We analyzed 106 patients who underwent laparoscope-assisted left-side colorectal surgery during laparoscopic surgery. The branching patterns among the IMA, LCA, and sigmoidal trunk were evaluated; the trajectory of LCA was examined; the D mm and d mm were measured using a length of silk in the surgical operation.

RESULTS

In 59.5% patients, the LCA arose independently from the sigmoidal trunk (type A); in 8.5% patients, the LCA and sigmoidal trunk arose from the IMA at the same point (type B); in 29.2% patients, the LCA and sigmoidal trunk had a common trunk (type C); the LCA did not exist in 2.8% (type D).The D mm and d mm for all cases ranged from 15.0 to 65.3 mm (median, 43.1 mm) and from 20.3 to 46.2 mm (median, 34.8 mm), respectively. 74.8% of the LCA went straight upper left and upward to proximal part of descending colon (type I), 25.2% went to the lower left at first, then turned to travel straight upward to proximal part of descending colon (type II).

CONCLUSION

This study showed the anatomic variations of LCA during laparoscopic left-sided colorectal operation, which would help surgeons safely perform laparoscopic surgery in the left-side colon and rectum.

摘要

背景

在保留左结肠动脉(LCA)的情况下进行肠系膜下动脉(IMA)周围淋巴结清扫术,了解 LCA 的走行和长度非常重要。

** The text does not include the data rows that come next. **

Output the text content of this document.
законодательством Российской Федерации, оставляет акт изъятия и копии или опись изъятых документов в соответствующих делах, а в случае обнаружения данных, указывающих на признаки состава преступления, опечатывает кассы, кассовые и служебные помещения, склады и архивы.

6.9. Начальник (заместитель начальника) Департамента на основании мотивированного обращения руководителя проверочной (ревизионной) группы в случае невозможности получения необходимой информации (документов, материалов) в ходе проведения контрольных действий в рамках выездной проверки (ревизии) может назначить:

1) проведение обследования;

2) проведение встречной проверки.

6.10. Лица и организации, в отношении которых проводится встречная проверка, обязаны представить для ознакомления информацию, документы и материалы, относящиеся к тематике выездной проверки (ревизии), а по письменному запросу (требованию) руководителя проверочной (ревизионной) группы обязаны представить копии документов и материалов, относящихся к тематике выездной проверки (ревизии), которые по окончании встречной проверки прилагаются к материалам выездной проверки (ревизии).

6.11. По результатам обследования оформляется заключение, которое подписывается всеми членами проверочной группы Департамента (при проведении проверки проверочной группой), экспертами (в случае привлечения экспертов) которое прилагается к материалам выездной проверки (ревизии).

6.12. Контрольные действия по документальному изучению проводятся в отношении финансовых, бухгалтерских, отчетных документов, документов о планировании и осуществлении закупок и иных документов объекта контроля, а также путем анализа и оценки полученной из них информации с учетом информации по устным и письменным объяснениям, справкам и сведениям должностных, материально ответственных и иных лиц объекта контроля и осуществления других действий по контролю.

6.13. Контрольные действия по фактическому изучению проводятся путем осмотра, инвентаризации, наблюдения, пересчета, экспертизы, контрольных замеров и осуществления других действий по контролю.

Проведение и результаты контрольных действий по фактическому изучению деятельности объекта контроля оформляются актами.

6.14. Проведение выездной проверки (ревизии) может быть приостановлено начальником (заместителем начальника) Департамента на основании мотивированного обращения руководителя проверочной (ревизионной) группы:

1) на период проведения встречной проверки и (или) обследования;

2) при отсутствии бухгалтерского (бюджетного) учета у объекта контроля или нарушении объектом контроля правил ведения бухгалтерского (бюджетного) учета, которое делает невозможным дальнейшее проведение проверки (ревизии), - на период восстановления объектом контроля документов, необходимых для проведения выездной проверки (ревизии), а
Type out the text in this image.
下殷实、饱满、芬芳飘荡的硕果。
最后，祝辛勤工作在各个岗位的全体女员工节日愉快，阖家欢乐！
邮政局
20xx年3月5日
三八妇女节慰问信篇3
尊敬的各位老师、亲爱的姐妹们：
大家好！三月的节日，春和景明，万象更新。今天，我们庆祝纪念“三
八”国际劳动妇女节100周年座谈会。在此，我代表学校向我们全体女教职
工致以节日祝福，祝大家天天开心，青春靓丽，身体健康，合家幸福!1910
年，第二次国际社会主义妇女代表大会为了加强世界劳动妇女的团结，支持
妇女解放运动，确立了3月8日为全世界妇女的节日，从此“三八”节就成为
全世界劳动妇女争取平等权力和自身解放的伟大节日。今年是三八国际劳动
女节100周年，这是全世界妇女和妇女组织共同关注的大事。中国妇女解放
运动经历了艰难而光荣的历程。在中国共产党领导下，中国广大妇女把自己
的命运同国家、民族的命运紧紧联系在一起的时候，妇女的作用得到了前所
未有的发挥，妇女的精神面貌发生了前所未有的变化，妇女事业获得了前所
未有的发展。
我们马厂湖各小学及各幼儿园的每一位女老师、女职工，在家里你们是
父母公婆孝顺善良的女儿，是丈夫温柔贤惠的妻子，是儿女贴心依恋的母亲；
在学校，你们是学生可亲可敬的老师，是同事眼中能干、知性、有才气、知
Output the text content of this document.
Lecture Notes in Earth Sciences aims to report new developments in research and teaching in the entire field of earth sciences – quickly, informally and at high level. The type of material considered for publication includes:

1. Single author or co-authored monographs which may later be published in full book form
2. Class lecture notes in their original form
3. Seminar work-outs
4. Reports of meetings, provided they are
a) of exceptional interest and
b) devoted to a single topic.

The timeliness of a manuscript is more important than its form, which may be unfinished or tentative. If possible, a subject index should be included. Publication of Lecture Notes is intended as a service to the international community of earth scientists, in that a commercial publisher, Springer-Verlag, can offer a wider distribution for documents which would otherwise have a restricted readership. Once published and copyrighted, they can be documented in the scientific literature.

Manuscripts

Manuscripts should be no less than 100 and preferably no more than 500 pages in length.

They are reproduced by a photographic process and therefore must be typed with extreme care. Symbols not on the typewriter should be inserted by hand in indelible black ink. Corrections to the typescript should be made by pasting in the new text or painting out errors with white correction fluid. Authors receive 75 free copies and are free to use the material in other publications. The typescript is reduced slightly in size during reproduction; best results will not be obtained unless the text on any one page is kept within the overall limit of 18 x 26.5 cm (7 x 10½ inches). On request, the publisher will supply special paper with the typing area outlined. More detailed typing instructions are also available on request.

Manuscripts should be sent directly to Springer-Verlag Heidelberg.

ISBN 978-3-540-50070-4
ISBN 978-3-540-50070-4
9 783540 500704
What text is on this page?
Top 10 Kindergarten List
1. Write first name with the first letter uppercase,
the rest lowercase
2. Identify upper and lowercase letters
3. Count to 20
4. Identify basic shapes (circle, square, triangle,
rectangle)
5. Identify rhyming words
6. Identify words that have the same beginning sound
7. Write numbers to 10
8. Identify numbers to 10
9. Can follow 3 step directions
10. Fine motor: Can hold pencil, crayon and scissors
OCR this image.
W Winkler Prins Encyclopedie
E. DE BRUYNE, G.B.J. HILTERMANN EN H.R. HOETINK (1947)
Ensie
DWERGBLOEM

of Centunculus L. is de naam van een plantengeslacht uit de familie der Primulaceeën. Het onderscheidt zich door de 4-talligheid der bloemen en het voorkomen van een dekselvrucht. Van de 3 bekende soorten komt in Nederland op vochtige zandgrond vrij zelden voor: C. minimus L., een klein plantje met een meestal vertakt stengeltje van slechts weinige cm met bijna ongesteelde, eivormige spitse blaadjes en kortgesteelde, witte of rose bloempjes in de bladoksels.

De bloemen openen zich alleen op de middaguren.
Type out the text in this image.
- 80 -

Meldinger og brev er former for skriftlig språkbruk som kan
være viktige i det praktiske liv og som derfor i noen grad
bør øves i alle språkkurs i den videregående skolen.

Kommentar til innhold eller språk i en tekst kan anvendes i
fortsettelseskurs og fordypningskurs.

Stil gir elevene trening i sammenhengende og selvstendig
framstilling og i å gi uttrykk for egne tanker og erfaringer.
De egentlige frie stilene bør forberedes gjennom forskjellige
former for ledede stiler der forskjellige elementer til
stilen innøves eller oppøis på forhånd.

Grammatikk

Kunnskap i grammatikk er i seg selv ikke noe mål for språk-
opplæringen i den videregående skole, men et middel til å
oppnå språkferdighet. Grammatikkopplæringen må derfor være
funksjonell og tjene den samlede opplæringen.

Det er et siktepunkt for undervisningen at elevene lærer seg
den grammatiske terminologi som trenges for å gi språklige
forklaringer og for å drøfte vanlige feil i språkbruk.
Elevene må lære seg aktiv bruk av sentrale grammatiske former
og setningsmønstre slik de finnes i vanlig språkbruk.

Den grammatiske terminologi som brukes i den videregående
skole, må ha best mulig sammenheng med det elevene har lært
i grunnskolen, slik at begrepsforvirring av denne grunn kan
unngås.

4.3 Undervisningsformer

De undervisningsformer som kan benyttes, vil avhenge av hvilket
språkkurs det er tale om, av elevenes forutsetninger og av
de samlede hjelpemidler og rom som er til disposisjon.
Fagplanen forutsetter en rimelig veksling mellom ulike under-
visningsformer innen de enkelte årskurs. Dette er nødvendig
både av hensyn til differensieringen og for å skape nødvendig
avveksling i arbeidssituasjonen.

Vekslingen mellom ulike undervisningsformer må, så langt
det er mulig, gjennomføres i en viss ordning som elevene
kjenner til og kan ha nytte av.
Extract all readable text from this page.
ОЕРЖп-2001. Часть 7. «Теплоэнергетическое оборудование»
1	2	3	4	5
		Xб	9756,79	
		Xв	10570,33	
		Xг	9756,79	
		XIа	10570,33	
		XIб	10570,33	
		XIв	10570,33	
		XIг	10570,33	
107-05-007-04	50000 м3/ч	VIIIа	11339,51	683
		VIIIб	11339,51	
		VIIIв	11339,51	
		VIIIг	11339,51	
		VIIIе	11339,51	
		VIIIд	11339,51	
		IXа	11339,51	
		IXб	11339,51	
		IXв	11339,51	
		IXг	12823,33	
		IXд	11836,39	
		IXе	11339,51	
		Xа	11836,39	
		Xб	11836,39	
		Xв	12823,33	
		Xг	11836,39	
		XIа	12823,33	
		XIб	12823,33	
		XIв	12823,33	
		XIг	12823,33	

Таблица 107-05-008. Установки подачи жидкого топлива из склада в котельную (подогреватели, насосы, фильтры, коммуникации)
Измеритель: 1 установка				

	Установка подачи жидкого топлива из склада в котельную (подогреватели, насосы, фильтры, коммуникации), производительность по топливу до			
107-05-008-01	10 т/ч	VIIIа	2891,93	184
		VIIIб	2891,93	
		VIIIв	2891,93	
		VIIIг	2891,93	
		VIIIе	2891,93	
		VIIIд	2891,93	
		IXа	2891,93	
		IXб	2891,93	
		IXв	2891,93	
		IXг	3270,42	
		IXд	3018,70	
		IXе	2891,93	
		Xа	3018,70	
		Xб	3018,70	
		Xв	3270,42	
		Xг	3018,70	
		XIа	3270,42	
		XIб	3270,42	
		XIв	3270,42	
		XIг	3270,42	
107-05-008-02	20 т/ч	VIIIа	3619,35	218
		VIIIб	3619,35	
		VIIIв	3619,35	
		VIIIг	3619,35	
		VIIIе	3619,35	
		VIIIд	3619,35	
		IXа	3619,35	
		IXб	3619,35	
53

我们旨在研究 LCA 的分支模式和轨迹,并测量从 IMA 根部到 LCA 起点(D 毫米)和从 LCA 起点到 LCA 和 IMV 交点(d 毫米)的距离,这些都是在腹腔镜左半结直肠手术期间进行的。

方法

我们分析了 106 例行腹腔镜辅助左半结直肠手术的患者。评估了 IMA、LCA 和乙状结肠干之间的分支模式;检查了 LCA 的轨迹;使用手术中的丝线测量 D 毫米和 d 毫米的长度。

结果

在 59.5%的患者中,LCA 独立于乙状结肠干起源(A型);在 8.5%的患者中,LCA 和乙状结肠干从 IMA 同一部位起源(B 型);在 29.2%的患者中,LCA 和乙状结肠干有共同的干(C 型);2.8%(D 型)患者没有 LCA。所有病例的 D 毫米和 d 毫米范围为 15.0 至 65.3 毫米(中位数,43.1 毫米)和 20.3 至 46.2 毫米(中位数,34.8 毫米)。74.8%的 LCA 向左上方和升结肠近端直走(I 型),25.2%的 LCA 首先向左下方走,然后转向直走向上至降结肠近端(II 型)。

结论

本研究显示了腹腔镜左半结直肠手术中 LCA 的解剖变异,这将有助于外科医生安全地进行左半结肠和直肠的腹腔镜手术。